MONSTA X / bir tartışma sırasında tahrik oluyorsunuz
uyarılar: müstehcenlik, argo dil, biraz endişe (kavga ediyorlar)
Shownu
Ortak arkadaşınızın evindeki partiden ayrıldığınızdan beri size soğuk davranıyordu. Nedenini hissettin; yıllar önce arkadaş olduğunuz bir adamla karşılaşır ve onunla sohbet etmek için dururdunuz.
Hyunwoo elbette onun hakkında bir şeyler biliyordu ve aynı zamanda siz ikiniz hala konuşurken o adama karşı hisleriniz olduğunu da biliyordu. Ama bu gece yaptığınız konuşma yirmi dakikadan fazla sürmedi, bu yüzden Hyunwoo'nun daha sonra 12 yaşında gibi davranmasını haklı çıkarmadı.
"Tamam, kes şunu," dedin, paylaştığın dairenin kapısından girer girmez, erkek arkadaşın hâlâ somurtuyordu. "Bana neden bu kadar sinirli olduğunu söyle."
Ofladı. "Neden sinirlendiğimi çok iyi biliyorsun."
"Pekala," dedin, dairenin kapısını gereğinden biraz daha sert kapatarak. "Çünkü uzun zaman önce tanıdığım biriyle bir sohbetim oldu. Cidden-"

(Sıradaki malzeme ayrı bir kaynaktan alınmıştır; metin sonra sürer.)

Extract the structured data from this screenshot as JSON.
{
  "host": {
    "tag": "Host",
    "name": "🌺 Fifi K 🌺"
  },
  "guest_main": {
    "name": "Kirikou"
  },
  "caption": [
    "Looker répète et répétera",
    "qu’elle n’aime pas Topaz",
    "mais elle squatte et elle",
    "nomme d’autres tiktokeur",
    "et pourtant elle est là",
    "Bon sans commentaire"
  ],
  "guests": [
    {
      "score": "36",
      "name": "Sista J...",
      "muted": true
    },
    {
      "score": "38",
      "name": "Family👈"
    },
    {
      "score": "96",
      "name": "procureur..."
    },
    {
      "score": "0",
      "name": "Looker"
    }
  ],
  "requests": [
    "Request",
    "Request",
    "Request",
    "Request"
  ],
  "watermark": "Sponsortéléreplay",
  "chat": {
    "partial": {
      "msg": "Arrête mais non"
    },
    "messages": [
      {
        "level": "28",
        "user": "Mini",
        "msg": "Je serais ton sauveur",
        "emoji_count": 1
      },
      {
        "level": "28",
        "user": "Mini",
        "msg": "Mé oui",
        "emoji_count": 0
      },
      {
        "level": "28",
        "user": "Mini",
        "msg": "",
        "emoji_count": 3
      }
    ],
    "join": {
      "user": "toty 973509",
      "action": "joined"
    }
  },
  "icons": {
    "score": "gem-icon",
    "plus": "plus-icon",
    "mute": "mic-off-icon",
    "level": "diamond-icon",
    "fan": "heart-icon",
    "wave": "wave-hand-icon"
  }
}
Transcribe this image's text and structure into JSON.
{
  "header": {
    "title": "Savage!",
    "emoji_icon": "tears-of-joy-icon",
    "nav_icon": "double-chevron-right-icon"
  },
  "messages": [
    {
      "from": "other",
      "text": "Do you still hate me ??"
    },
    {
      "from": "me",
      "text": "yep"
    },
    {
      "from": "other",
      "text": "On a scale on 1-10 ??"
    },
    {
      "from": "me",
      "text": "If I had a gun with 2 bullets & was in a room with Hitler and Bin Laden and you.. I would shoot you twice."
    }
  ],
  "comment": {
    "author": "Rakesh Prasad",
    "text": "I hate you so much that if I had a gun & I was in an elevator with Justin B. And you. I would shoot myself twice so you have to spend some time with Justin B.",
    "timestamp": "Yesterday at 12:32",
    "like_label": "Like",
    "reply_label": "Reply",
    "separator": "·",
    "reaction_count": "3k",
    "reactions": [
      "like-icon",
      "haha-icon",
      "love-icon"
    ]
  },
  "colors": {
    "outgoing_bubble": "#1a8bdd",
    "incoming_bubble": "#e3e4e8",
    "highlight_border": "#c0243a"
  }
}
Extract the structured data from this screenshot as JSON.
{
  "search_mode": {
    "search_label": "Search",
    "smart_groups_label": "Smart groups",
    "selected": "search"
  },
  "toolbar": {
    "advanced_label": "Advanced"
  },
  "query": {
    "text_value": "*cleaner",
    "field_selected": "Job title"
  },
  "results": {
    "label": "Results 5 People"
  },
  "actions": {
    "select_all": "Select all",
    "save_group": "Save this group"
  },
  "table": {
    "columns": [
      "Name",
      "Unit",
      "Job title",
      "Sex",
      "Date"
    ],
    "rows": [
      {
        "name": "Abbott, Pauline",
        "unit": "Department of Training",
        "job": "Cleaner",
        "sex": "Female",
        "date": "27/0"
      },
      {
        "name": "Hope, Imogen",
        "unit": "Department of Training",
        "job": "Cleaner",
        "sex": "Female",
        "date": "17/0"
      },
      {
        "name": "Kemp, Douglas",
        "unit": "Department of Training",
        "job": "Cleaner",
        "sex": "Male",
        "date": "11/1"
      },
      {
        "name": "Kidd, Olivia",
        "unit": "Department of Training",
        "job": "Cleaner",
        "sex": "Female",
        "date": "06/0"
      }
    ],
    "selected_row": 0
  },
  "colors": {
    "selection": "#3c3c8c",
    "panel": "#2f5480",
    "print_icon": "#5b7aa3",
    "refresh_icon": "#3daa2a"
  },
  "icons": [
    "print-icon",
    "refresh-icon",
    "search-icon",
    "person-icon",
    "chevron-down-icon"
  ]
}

"Ah, tabii, uzun zaman önce," diye tekrarladı Hyunwoo, onun ne kadar alışılmadık bir şekilde mızmızlandığını anlayarak ama kendine hakim olamayarak. "Ve tesadüfen onunla ilgili her şeyi hatırlıyordun."
"Ne?" kaşlarını çattın, yumruklarını sıktın. "Tek hatırlayabildiğim, onun adı ve ailesinin evinin olduğu adresti. Ve sadece kendi ailemin karşısında yaşadıkları için."
"Evet?" alay etti. "Yani yarım saatin tamamını onun kahrolası adresi hakkında konuşarak mı geçirdin?"
"Tanrım, tabii ki hayır," diye inledin, "ne konuştuğumuzun ne önemi var ki?! Onu bir daha asla görmeyeceğim ve... bak ne var biliyor musun? Şu anda bununla başa çıkmak için doğru ruh halinde olmadığına karar vererek nefes verdin. Koridorun ışığını yaktın ve yatak odasının kapısına vardığında ona, "Bunun için zamanım yok. Hâlâ duş almam gerekiyor ve şimdiden çok yorgunum."
"Bir adım daha at," diye uyardı Hyunwoo, sert sesi seni olduğun yerde durdurarak, "bu geceden sonra hatırladığın tek kişinin benim adım olduğundan emin olacağım."
Omzunun üzerinden ona bakmak için döndün, yüzünde hayal kırıklığı ve şaşkınlık karışımı bir ifade vardı. Gözlerindeki öfkenin yerini kararlılığın nasıl değiştirdiğini izlerken, sıcak bir beklenti dalgasının tüm vücudunuzu kapladığını hissedebiliyordunuz.
"Evet?" yutkunarak konuştun. Sonra, cesur -cesaret verici- bir hareketle yatak odasına doğru bir adım daha attın.
Yüzündeki ifade neredeyse yırtıcı görünüyordu, sadece birkaç hızlı adımda size yetişti, kollarından biri belinizi tuttu ve vücudunuzu odanın kapalı kapısına doğru itti.
"Seni uyardım," diye hatırlattı alçak sesle. Başını salladığında - söylediklerini duyduğunu kabul ederek - dudaklarını derin, dağınık bir öpücükle seninkilere bastırmadan önce hiç vakit kaybetmedi.
minhyuk
Onunla daha önce tartıştınız - aslında birçoğu; neredeyse ilişkinizi düşük bütçeli bir filme çevirecek kadar - ama bu sefer, sizin için gerçekten hassas bir noktaya basmıştı.